I’m working on editor support for s-expressions that have a schema.

I’ve written a stream-based, resumable tokenizer and “parser”/validator. The parser is a state machine that ingests tokens, and returns information about the tokens, or any potential errors.

Architecture

The current design is:

A state field runs the tokenizer / parser for ~100 lines, and saves a resumable checkpoint of tokenization/parse/error state, whenever it sees a transaction with a “trigger parse” state effect
If the state field sees a doc change, it discards all checkpoints after the start of the edit.
On every update, if the state field hasn’t finished parsing the doc, a view plugin
schedules a chain of setTimeouts, which dispatch “trigger parse” effects to the state field until parsing is done.

Autocomplete, info-on-hover, and syntax highlighting are then easy to implement by requesting an ad-hoc tokenization + parse of the viewport contents starting from the closest checkpoint. This works pretty performantly, and allows sharing the expensive parsing state across all usages. It’s also nice that the core logic could be extracted out to power an LSP for other editors.

I’m running into an issue with syntax highlighting, because I haven’t found an API that would allow me to colorize tokens via the “current” theme. It’s possible to get a list of all the theme classes, but I can’t find an API to get the current highlighter, or the current tokenTable, both of which I would need to map a string through the tokenTable to a classname.

The “correct” way to solve this would be to create a Codemirror Language, but this is a bit tricky in this particular case:

Codemirror’s Language Tools

Compiling an s-expression schema to a Lezer grammar would be very difficult, and not very performant since we couldn’t pre-compile the grammar, so we’d need to do so at runtime.

A Codemirror stream parser is also tricky, because there exist ambiguous states where we need additional tokens to figure out the “kind” of a token. If a line ends in such an ambiguous state, we have no way of revising the previously emitted tokens.

A simple example is “option” types. (Some x) and (x) both map to Some x, so if we are in a string option, and we’ve read (Some, we don’t know if Some is a label, or a string payload.

Another example is “unions”. For instance, a schema could be a union of
(String * Int * Float) | (Int * String * Bool). If we had (1 1, we don’t know which
token types to emit until we reach a point where one or zero of the union branches are still possible.

These schemas are rare, but they’re possible.

Also, it doesn’t look like there’s a way to share work between the parsing we need to do for linting, autocomplete, and info-on-hover, and the parsing we need to do for syntax highlighting.

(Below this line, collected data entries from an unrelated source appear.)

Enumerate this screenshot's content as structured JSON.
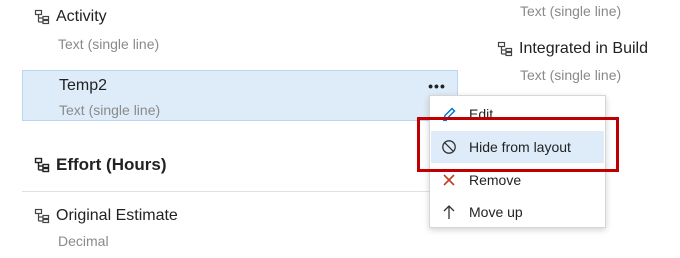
{
  "left_fields": {
    "activity": {
      "label": "Activity",
      "type": "Text (single line)",
      "icon": "field-hierarchy-icon"
    },
    "temp2": {
      "label": "Temp2",
      "type": "Text (single line)",
      "more_label": "•••"
    },
    "effort_group": {
      "label": "Effort (Hours)",
      "icon": "field-hierarchy-icon"
    },
    "original_estimate": {
      "label": "Original Estimate",
      "type": "Decimal",
      "icon": "field-hierarchy-icon"
    }
  },
  "right_fields": {
    "top_partial_type": "Text (single line)",
    "integrated_in_build": {
      "label": "Integrated in Build",
      "type": "Text (single line)",
      "icon": "field-hierarchy-icon"
    }
  },
  "context_menu": {
    "items": [
      {
        "label": "Edit",
        "icon": "pencil-icon"
      },
      {
        "label": "Hide from layout",
        "icon": "hide-circle-slash-icon"
      },
      {
        "label": "Remove",
        "icon": "remove-x-icon"
      },
      {
        "label": "Move up",
        "icon": "arrow-up-icon"
      }
    ]
  },
  "colors": {
    "selection": "#deecf9",
    "accent": "#0078d4",
    "remove_red": "#c43e1c",
    "highlight_red": "#c00000"
  }
}
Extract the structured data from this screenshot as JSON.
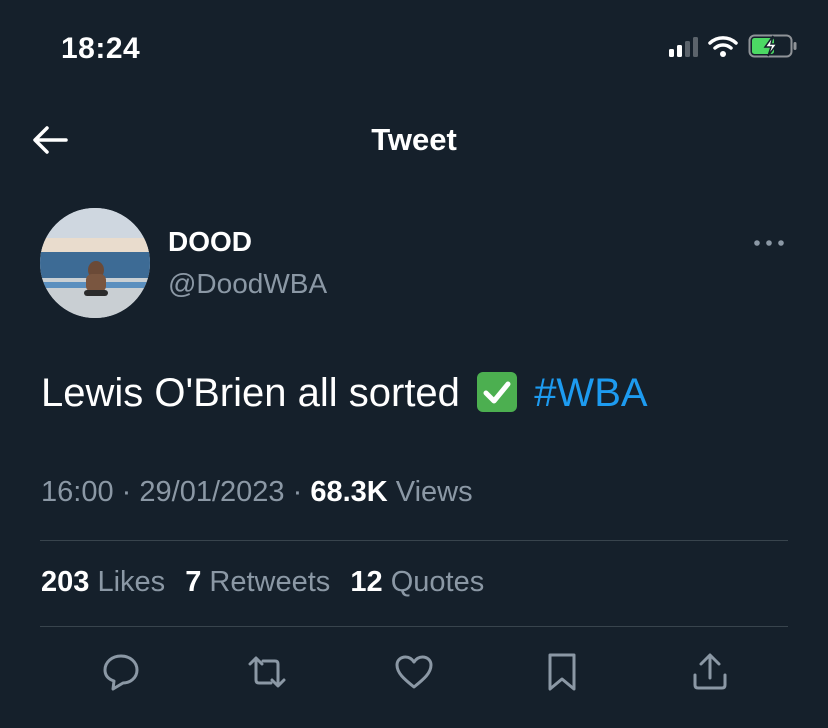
{
  "status_bar": {
    "time": "18:24",
    "icons": [
      "cellular-signal-icon",
      "wifi-icon",
      "battery-charging-icon"
    ]
  },
  "header": {
    "title": "Tweet",
    "back_icon": "arrow-left-icon"
  },
  "tweet": {
    "author": {
      "name": "DOOD",
      "handle": "@DoodWBA",
      "avatar": "profile photo: man sitting by infinity pool facing the sea"
    },
    "text": "Lewis O'Brien all sorted",
    "emoji": "white-heavy-check-mark",
    "hashtag": "#WBA",
    "time": "16:00",
    "separator": "·",
    "date": "29/01/2023",
    "views_count": "68.3K",
    "views_label": "Views"
  },
  "stats": {
    "likes_count": "203",
    "likes_label": "Likes",
    "retweets_count": "7",
    "retweets_label": "Retweets",
    "quotes_count": "12",
    "quotes_label": "Quotes"
  },
  "actions": [
    "reply-icon",
    "retweet-icon",
    "like-icon",
    "bookmark-icon",
    "share-icon"
  ],
  "colors": {
    "background": "#15202b",
    "text": "#ffffff",
    "secondary_text": "#8b98a5",
    "accent": "#1d9bf0",
    "divider": "#38444d",
    "battery_fill": "#4cd964"
  }
}
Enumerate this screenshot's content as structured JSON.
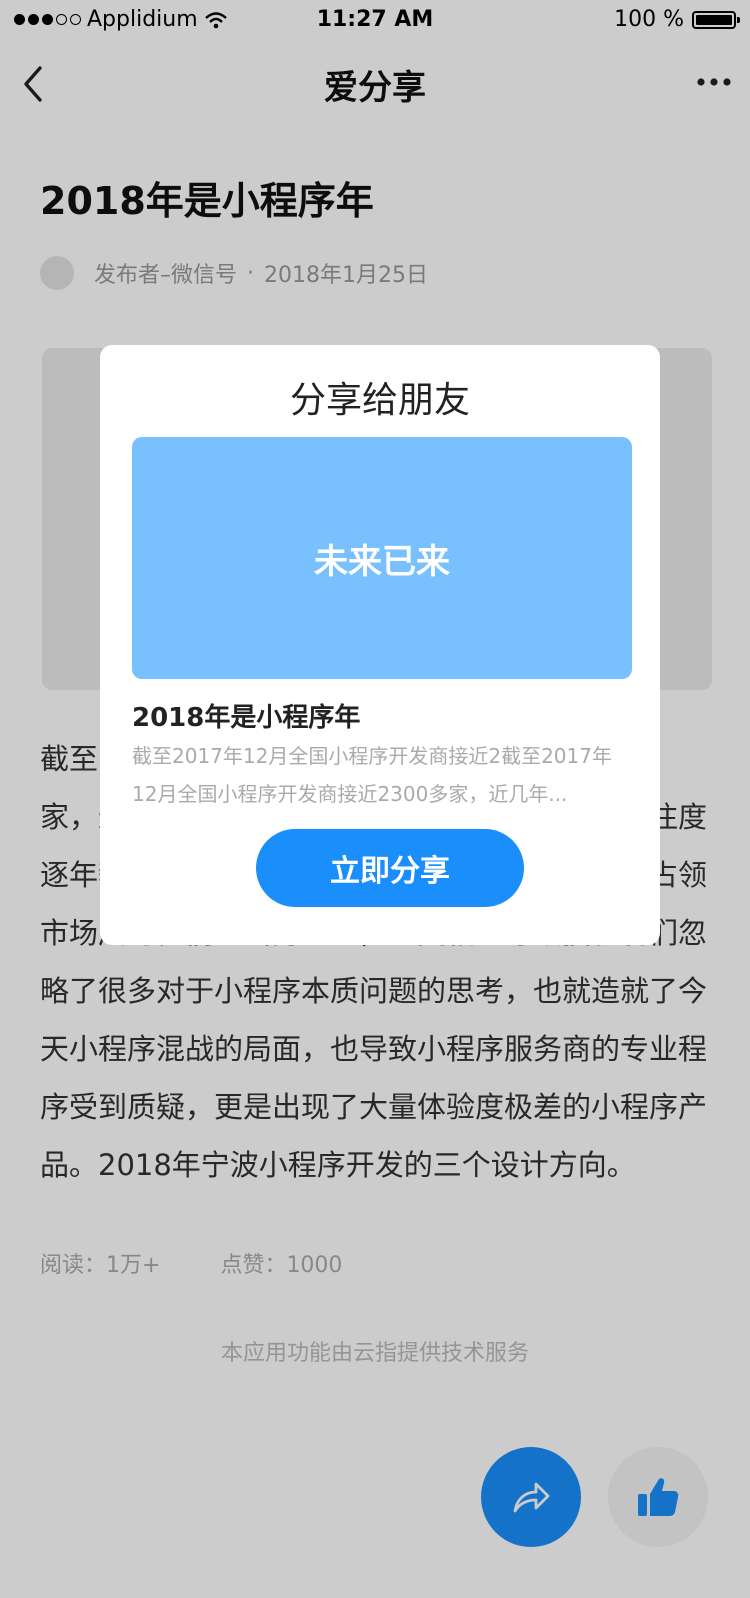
{
  "status_bar": {
    "carrier": "Applidium",
    "time": "11:27 AM",
    "battery": "100 %"
  },
  "nav": {
    "title": "爱分享",
    "back_icon": "chevron-left-icon",
    "more_icon": "more-dots-icon"
  },
  "article": {
    "title": "2018年是小程序年",
    "author": "发布者–微信号",
    "separator": "·",
    "date": "2018年1月25日",
    "body": "截至2017年12月全国小程序开发商接近2300多家，近几年小程序的迅速崛起，使其备受到的关注度逐年攀升，对于小程序开发商们来说，如何快速占领市场成为他们的当务之急，也变相的导致投机者们忽略了很多对于小程序本质问题的思考，也就造就了今天小程序混战的局面，也导致小程序服务商的专业程序受到质疑，更是出现了大量体验度极差的小程序产品。2018年宁波小程序开发的三个设计方向。",
    "reads": "阅读：1万+",
    "likes": "点赞：1000"
  },
  "footer": {
    "note": "本应用功能由云指提供技术服务"
  },
  "fabs": {
    "share_icon": "share-arrow-icon",
    "like_icon": "thumbs-up-icon"
  },
  "modal": {
    "title": "分享给朋友",
    "preview_text": "未来已来",
    "preview_title": "2018年是小程序年",
    "preview_desc": "截至2017年12月全国小程序开发商接近2截至2017年12月全国小程序开发商接近2300多家，近几年...",
    "button_label": "立即分享"
  },
  "colors": {
    "accent": "#1a8ffb",
    "preview_bg": "#79c1fe",
    "overlay": "rgba(0,0,0,0.2)"
  }
}
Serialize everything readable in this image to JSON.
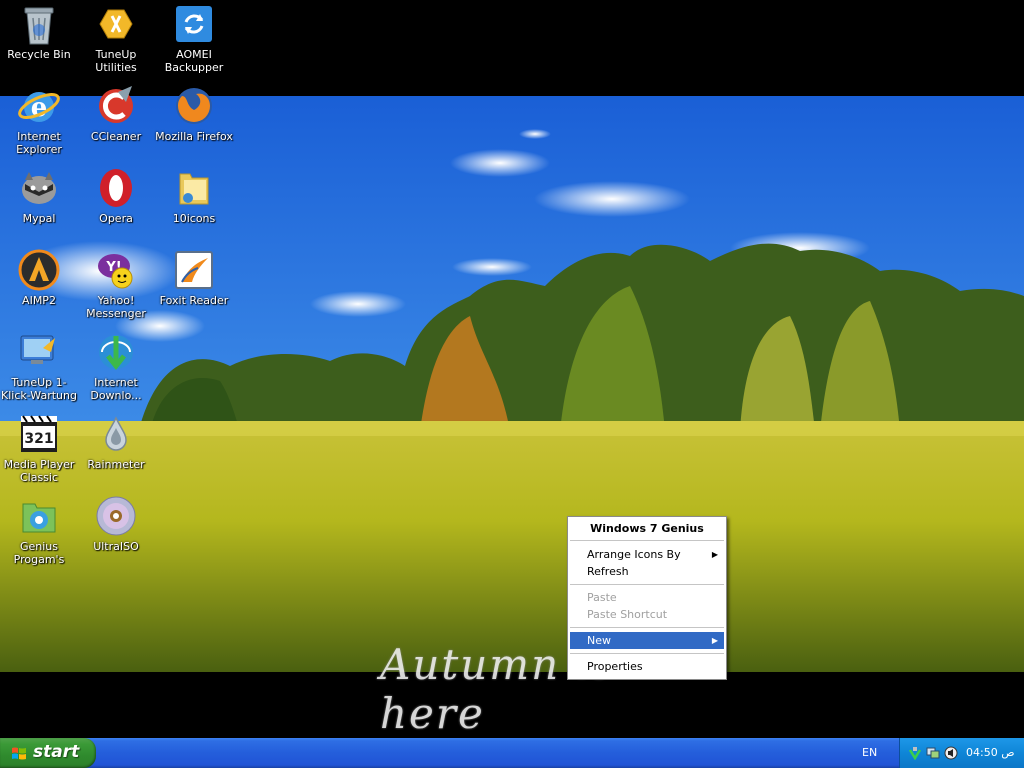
{
  "desktop": {
    "icons": [
      {
        "label": "Recycle Bin",
        "icon": "recycle-bin-icon"
      },
      {
        "label": "TuneUp Utilities",
        "icon": "tuneup-utilities-icon"
      },
      {
        "label": "AOMEI Backupper",
        "icon": "aomei-backupper-icon"
      },
      {
        "label": "Internet Explorer",
        "icon": "internet-explorer-icon"
      },
      {
        "label": "CCleaner",
        "icon": "ccleaner-icon"
      },
      {
        "label": "Mozilla Firefox",
        "icon": "firefox-icon"
      },
      {
        "label": "Mypal",
        "icon": "mypal-icon"
      },
      {
        "label": "Opera",
        "icon": "opera-icon"
      },
      {
        "label": "10icons",
        "icon": "folder-icon"
      },
      {
        "label": "AIMP2",
        "icon": "aimp-icon"
      },
      {
        "label": "Yahoo! Messenger",
        "icon": "yahoo-messenger-icon"
      },
      {
        "label": "Foxit Reader",
        "icon": "foxit-reader-icon"
      },
      {
        "label": "TuneUp 1-Klick-Wartung",
        "icon": "tuneup-oneclick-icon"
      },
      {
        "label": "Internet Downlo...",
        "icon": "internet-download-manager-icon"
      },
      {
        "label": "Media Player Classic",
        "icon": "media-player-classic-icon"
      },
      {
        "label": "Rainmeter",
        "icon": "rainmeter-icon"
      },
      {
        "label": "Genius Progam's",
        "icon": "genius-programs-icon"
      },
      {
        "label": "UltraISO",
        "icon": "ultraiso-icon"
      }
    ],
    "wallpaper_caption": "Autumn is here"
  },
  "context_menu": {
    "header": "Windows 7 Genius",
    "items": {
      "arrange": "Arrange Icons By",
      "refresh": "Refresh",
      "paste": "Paste",
      "paste_shortcut": "Paste Shortcut",
      "new": "New",
      "properties": "Properties"
    },
    "submenu_arrow": "▶"
  },
  "taskbar": {
    "start_label": "start",
    "language": "EN",
    "clock": "04:50 ص"
  },
  "colors": {
    "taskbar_blue": "#245edb",
    "start_green": "#3b9a37",
    "menu_highlight": "#316ac5",
    "tray_blue": "#0f86d7"
  }
}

This seems like it would also be the case for a completely
custom Parser.

APIs that Might Solve This Usecase

Maybe the most convenient tool for this niche usecase would allow declaring tokens as a function of a state field and the current viewport:

provideViewportTokens : EditorState -> viewportStart:int -> viewportEnd:int -> (start:int, end:int, tokenType:string) list

A more refined version of this would probably account for parsing state, and allow reacting to transactions, and scheduling work.

Effectively, this would be a lower-level version of Language where constructing and updating the parsetree is managed entirely by the extension.

Beyond this use case, such a system would make it much easier to power syntax highlighting in code mirror from an LSP, and enable semantic highlighting, with colors coming from a theme.

A simpler solution to implement would probably be a function that maps a token name (in the same format as returned by a StreamParser) to the CSS classname for that token type, or maybe a mark decoration:

tokenClass : tokenType:string -> string | null

The biggest immediately obvious downside is that it would be impossible to
de-register the autogenerated CSS classnames if they are exposed to callers, which might be solved by returning mark decorations, or something else opaque.

marijn · August 14, 2024, 7:44am

Maybe highlightingFor is what you’re looking for. I still don’t recommend reinventing parsing, but if you want to, the system should be modular enough to do this.

ceramichacker · August 14, 2024, 3:16pm

Thanks, I think that’s exactly what I was looking for!